Studieverenigingen willen eigen broodjes

Wij willen eigen broodjes en drankjes aanbieden, en niet verplicht zakendoen met de universitaire cateraar. Dat schrijven 25 studieverenigingen in een brief aan de universiteit.

Als de UU graag ziet dat studieverenigingen symposia en lunchlezingen organiseren, kun je deze niet verplichten zaken te doen met de universitaire cateraar. 25 Studieverenigingen vinden dat de universiteit dat als uitgangspunt moet nemen bij de uitbesteding van de restauratieve diensten. De kans van slagen lijkt echter klein.

“Voor studieverenigingen is het erg lastig om iets in de universiteit te organiseren wanneer het verplicht is om producten af te nemen van de universitaire cateraar”, zegt universiteitsraadslid Lennart van Doremalen. “En dat terwijl een symposium, een lunchlezing, maar bijvoorbeeld ook een ledenbarbecue, een grote meerwaarde heeft voor het universitaire leven.”

Van Doremalen wil dat de belangen van de verenigingen meegenomen worden in de aanbestedingsprocedure voor een nieuwe cateraar. Hij vindt bijvoorbeeld dat verenigingen kantines - als die gesloten zijn - moeten kunnen gebruiken om eigen eten en drinken aan te bieden. De brief (pdf) die het universiteitslid hierover namens de fracties Helder en PvdUS stuurde naar het college van bestuur is ondertekend door 25 studieverenigingen.

Op dit moment verschilt het enigszins per studievereniging en per gebouw wat is toegestaan. In het Buys Ballotgebouw houdt studievereniging A-Eskwadraat bijvoorbeeld lunchlezingen van vertegenwoordigers van bedrijven. “Ook voor het gastbedrijf willen we graag dat daar zoveel mogelijk studenten op af komen. Daarom verzorgen we een gratis lunch waarvoor we Albert Heijn zachte broodjes en wat drankjes laten aanleveren”, zegt bestuurslid Gijs Boosten. “Wanneer we voor elke lunch 5 of 6 euro moeten betalen, is dat niet mogelijk.”

Volgens Merlijn de Bakker van studievereniging V.U.G.S., gevestigd in het Ruppertgebouw, is haar vereniging in het Educatorium, Van Unnik of Ruppertgebouw verplicht gebruik te maken van de universitaire cateraar. “Als we nu een lunch of congres organiseren gaat driekwart van de begroting naar de catering. Dat vind ik zonde; dat soort activiteiten zijn toch een mooie aanvulling op het studieprogramma.”

Directeur Facilitair Service Centrum Ineke van Oosten erkent dat het beleid in de afgelopen jaren niet overal even consistent is geweest.

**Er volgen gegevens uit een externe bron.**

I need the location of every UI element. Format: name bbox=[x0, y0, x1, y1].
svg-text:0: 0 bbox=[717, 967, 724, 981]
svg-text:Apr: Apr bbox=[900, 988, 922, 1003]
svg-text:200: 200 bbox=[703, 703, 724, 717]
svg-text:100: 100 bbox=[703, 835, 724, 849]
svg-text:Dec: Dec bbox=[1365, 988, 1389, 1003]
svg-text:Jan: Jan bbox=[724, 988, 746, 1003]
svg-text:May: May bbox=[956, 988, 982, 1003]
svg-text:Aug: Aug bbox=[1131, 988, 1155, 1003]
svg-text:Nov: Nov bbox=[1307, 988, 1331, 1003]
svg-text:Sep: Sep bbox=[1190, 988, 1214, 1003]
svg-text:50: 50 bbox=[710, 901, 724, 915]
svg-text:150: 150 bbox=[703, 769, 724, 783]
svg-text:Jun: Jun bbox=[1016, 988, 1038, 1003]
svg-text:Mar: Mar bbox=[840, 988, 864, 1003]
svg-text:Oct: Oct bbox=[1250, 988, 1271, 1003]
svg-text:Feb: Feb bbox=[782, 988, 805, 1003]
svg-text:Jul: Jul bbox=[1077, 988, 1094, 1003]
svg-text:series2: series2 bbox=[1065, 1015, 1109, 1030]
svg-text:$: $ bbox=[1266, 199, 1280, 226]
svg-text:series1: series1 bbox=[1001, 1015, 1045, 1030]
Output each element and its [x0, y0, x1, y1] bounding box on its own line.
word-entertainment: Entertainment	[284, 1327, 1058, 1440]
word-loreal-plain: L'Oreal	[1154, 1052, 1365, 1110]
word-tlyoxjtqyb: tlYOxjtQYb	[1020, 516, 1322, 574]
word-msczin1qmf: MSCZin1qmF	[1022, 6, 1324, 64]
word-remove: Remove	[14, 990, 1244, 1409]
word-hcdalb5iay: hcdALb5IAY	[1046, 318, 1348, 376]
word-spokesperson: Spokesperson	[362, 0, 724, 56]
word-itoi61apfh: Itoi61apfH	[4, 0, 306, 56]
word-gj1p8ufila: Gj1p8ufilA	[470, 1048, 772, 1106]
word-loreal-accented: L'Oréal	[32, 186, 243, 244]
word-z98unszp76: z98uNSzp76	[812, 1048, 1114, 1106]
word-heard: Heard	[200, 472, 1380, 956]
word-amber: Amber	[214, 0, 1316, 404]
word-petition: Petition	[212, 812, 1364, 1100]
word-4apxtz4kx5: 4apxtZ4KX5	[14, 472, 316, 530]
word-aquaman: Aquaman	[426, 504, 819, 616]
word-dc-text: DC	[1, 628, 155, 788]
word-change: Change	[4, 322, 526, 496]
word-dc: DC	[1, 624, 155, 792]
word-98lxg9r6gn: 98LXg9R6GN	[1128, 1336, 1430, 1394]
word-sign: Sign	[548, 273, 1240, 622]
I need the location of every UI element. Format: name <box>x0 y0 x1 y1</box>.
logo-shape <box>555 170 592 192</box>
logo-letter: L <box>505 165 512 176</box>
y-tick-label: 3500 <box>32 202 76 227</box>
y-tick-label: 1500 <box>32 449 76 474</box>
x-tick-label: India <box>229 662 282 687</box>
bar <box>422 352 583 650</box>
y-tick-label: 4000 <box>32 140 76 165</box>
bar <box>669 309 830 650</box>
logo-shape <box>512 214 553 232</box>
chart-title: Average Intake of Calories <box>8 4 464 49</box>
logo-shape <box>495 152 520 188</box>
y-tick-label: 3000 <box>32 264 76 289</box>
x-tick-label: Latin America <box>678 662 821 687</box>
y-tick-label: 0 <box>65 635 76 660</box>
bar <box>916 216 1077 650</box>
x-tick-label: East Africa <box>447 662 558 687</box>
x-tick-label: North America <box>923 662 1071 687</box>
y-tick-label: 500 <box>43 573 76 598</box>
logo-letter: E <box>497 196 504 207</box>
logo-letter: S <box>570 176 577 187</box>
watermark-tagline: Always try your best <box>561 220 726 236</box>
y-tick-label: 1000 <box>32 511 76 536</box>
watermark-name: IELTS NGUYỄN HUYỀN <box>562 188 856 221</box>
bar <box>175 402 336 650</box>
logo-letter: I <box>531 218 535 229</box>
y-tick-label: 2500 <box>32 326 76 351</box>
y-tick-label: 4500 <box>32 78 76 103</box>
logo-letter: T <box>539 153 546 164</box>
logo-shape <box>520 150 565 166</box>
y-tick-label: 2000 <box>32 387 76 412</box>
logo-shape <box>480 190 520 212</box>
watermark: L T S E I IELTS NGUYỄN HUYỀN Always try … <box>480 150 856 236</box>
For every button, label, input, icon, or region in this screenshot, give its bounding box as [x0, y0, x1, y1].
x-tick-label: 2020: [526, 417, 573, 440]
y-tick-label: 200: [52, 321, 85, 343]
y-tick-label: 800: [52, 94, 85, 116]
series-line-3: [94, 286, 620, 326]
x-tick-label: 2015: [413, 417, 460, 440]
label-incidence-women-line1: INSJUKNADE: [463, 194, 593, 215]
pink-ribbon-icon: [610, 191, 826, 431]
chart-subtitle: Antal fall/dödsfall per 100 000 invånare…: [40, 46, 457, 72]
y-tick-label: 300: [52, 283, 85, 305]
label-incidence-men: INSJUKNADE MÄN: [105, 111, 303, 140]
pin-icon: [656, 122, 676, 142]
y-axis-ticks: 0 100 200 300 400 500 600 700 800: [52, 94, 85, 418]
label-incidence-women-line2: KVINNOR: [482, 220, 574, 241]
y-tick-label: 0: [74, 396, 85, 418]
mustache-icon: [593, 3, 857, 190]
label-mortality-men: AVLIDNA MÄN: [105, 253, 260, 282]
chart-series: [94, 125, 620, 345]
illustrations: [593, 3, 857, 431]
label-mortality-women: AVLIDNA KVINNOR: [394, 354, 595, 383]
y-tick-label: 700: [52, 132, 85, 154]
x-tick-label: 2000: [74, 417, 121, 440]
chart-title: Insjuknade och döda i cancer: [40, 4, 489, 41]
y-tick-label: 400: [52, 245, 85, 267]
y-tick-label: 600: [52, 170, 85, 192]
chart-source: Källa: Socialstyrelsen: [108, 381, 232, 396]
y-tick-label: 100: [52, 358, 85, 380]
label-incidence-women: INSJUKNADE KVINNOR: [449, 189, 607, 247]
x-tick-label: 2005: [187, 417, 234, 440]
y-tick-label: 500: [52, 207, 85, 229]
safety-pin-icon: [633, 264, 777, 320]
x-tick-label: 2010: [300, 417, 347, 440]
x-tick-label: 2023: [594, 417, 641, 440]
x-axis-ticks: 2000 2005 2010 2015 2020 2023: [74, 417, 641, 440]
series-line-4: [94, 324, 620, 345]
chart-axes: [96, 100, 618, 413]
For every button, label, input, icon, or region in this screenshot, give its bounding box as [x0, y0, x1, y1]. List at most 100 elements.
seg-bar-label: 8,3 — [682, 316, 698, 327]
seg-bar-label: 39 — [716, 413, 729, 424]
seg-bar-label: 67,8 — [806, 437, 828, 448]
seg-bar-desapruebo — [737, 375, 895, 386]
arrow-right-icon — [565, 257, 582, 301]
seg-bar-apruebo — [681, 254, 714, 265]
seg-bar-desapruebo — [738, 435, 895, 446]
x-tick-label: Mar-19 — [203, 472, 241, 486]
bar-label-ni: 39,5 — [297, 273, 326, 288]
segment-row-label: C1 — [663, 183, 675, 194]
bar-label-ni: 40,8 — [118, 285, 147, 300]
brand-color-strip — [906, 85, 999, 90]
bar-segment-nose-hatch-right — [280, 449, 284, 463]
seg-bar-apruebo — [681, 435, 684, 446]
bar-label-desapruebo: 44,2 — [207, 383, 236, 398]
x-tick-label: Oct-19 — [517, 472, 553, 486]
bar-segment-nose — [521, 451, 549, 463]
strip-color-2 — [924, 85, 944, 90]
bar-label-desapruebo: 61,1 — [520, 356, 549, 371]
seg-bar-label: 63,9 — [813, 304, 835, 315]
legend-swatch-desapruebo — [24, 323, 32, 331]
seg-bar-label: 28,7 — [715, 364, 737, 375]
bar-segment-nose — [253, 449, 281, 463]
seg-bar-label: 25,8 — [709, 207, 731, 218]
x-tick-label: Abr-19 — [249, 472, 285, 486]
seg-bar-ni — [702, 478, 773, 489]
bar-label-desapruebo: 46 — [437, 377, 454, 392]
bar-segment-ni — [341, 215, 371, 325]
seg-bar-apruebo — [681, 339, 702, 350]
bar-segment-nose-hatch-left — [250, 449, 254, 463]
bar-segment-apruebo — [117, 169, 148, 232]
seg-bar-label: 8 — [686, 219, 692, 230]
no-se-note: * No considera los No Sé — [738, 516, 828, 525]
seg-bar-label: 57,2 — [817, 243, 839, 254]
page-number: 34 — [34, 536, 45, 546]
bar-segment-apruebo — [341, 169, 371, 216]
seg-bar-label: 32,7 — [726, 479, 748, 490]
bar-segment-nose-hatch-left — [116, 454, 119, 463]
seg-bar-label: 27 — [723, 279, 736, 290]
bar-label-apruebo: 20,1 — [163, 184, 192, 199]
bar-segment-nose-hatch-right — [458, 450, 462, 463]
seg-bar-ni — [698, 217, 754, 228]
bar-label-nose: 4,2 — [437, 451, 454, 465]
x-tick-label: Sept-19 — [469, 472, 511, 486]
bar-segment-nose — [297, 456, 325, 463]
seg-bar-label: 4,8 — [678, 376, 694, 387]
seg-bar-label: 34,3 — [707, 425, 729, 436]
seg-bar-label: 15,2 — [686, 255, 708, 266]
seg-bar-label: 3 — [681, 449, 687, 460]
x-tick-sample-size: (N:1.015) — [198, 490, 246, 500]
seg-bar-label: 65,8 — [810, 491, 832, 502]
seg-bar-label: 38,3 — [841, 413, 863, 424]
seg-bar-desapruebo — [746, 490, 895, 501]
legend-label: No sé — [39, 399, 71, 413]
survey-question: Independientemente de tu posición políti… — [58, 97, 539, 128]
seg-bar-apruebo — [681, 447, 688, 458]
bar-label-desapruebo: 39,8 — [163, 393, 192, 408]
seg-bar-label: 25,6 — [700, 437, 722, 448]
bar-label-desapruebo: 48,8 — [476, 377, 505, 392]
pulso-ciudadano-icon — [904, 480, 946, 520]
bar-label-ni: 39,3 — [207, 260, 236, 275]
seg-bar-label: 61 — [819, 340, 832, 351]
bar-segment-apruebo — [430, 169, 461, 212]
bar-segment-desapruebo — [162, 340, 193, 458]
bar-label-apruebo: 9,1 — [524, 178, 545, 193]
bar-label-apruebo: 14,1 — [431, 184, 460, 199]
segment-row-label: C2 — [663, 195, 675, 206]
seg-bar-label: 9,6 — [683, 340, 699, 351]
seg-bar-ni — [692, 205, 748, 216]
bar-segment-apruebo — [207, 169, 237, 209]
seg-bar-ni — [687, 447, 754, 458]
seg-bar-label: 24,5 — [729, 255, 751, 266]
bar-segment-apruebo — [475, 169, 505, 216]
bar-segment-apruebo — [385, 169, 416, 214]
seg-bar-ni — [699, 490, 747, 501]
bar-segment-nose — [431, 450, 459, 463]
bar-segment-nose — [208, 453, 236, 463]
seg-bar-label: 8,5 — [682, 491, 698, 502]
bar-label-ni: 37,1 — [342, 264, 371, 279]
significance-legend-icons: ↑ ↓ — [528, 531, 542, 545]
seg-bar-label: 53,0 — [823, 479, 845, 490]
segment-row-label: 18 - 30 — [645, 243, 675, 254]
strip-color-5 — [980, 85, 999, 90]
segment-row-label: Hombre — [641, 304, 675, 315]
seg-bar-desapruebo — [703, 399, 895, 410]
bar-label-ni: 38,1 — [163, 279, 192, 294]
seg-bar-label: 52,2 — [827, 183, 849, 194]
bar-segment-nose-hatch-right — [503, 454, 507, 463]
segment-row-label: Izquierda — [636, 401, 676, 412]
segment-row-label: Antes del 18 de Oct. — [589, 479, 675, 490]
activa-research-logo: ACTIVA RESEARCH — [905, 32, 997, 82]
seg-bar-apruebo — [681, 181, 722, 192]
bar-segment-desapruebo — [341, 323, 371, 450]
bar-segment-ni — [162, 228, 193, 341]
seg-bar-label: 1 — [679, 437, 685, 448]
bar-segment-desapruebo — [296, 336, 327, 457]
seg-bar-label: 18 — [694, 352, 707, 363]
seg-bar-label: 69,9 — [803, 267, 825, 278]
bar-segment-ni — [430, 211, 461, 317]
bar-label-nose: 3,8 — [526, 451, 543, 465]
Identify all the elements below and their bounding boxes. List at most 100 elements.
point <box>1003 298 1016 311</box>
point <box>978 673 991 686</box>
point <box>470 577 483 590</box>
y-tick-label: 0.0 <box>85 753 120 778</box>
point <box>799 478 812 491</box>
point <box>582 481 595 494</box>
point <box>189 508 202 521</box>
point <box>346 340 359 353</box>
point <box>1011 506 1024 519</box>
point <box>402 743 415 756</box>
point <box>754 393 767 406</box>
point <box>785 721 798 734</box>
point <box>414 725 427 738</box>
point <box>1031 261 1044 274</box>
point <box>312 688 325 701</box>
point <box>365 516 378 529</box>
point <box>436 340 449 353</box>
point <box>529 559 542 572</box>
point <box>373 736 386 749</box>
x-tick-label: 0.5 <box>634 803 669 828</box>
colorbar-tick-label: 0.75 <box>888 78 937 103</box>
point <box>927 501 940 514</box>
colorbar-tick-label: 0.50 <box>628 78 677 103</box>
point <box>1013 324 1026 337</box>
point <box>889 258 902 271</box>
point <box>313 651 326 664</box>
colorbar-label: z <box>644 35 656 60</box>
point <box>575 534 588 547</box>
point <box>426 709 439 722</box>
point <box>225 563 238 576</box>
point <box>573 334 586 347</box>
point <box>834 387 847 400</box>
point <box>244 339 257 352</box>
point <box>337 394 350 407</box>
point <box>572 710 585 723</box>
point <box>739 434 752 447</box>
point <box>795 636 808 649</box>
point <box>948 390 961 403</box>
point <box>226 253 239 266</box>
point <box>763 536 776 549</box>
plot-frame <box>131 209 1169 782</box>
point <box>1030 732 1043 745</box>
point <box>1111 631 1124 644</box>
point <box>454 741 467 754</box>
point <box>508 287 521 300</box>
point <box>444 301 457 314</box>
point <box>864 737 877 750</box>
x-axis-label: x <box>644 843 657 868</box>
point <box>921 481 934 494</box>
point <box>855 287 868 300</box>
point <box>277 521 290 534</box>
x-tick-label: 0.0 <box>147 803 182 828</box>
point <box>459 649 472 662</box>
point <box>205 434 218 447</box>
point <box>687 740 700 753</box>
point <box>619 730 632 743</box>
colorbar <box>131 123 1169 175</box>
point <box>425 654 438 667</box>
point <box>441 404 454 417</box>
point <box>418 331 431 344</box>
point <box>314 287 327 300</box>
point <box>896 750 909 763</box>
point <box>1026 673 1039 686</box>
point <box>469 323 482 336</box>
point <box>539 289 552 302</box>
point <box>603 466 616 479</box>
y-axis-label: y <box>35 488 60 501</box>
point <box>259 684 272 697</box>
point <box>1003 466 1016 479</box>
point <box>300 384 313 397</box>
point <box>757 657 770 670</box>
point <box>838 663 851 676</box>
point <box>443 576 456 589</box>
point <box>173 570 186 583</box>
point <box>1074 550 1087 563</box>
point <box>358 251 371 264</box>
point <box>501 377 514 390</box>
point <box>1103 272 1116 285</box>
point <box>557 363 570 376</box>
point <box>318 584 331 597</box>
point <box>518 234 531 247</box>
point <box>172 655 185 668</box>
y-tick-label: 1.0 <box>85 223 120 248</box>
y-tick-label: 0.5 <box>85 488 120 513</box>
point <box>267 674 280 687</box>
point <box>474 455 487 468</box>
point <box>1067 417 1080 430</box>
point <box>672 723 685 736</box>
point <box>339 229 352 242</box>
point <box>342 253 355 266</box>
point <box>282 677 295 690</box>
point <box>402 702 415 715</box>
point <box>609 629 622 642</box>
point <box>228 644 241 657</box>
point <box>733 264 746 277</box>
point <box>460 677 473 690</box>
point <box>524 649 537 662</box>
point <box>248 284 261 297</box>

Onwenselijk, noemt zij dat nu. Zij denkt dat het wensenpakket van Van Doremalen een brug te ver is. “Het uitgangspunt is duidelijk. Als het om universitaire ruimtes gaat, is er maar één cateraar. De universiteit is een professionele organisatie en we hanteren een professionele standaard waarbij we rekening houden met voorschriften, bijvoorbeeld op het gebied van de arbeidstijdenwet, voedselveiligheid en belastingen. Dan wil je niet dat er lukraak kleine ondernemers of bezorgdiensten worden ingevlogen. Daarnaast ontstaan bij het gebruik van de restaurants, door bijvoorbeeld studieverenigingen, regelmatig verborgen kosten voor extra schoonmaak, gebruik serviesgoed, extra aandacht beveiliging etcetera. Bovendien moeten mensen bedenken dat het contract dat wij kunnen afsluiten ongunstiger wordt als wij bepaalde zaken uitsluiten en zeggen dat onze nieuwe partner daar niets aan mag verdienen.”

Van Oosten benadrukt echter dat mogelijke nieuwe partners in de aanbestedingsprocedure ook zullen moeten aantonen een assortiment te hebben voor klanten met een lager budget. Bovendien zal het volgens haar altijd zo blijven dat een studievereniging in de beslotenheid van de eigen ‘huiskamers’ hun eigen gang mogen gaan. “Als je een feestje thuis viert, mag je zelf weten of je gaat koken of laat bezorgen. Bij een feestje in een restaurant heb je die keuze niet.”

De nieuwe cateraar gaat naar verwachting in augustus of september aan de slag in de universitaire gebouwen.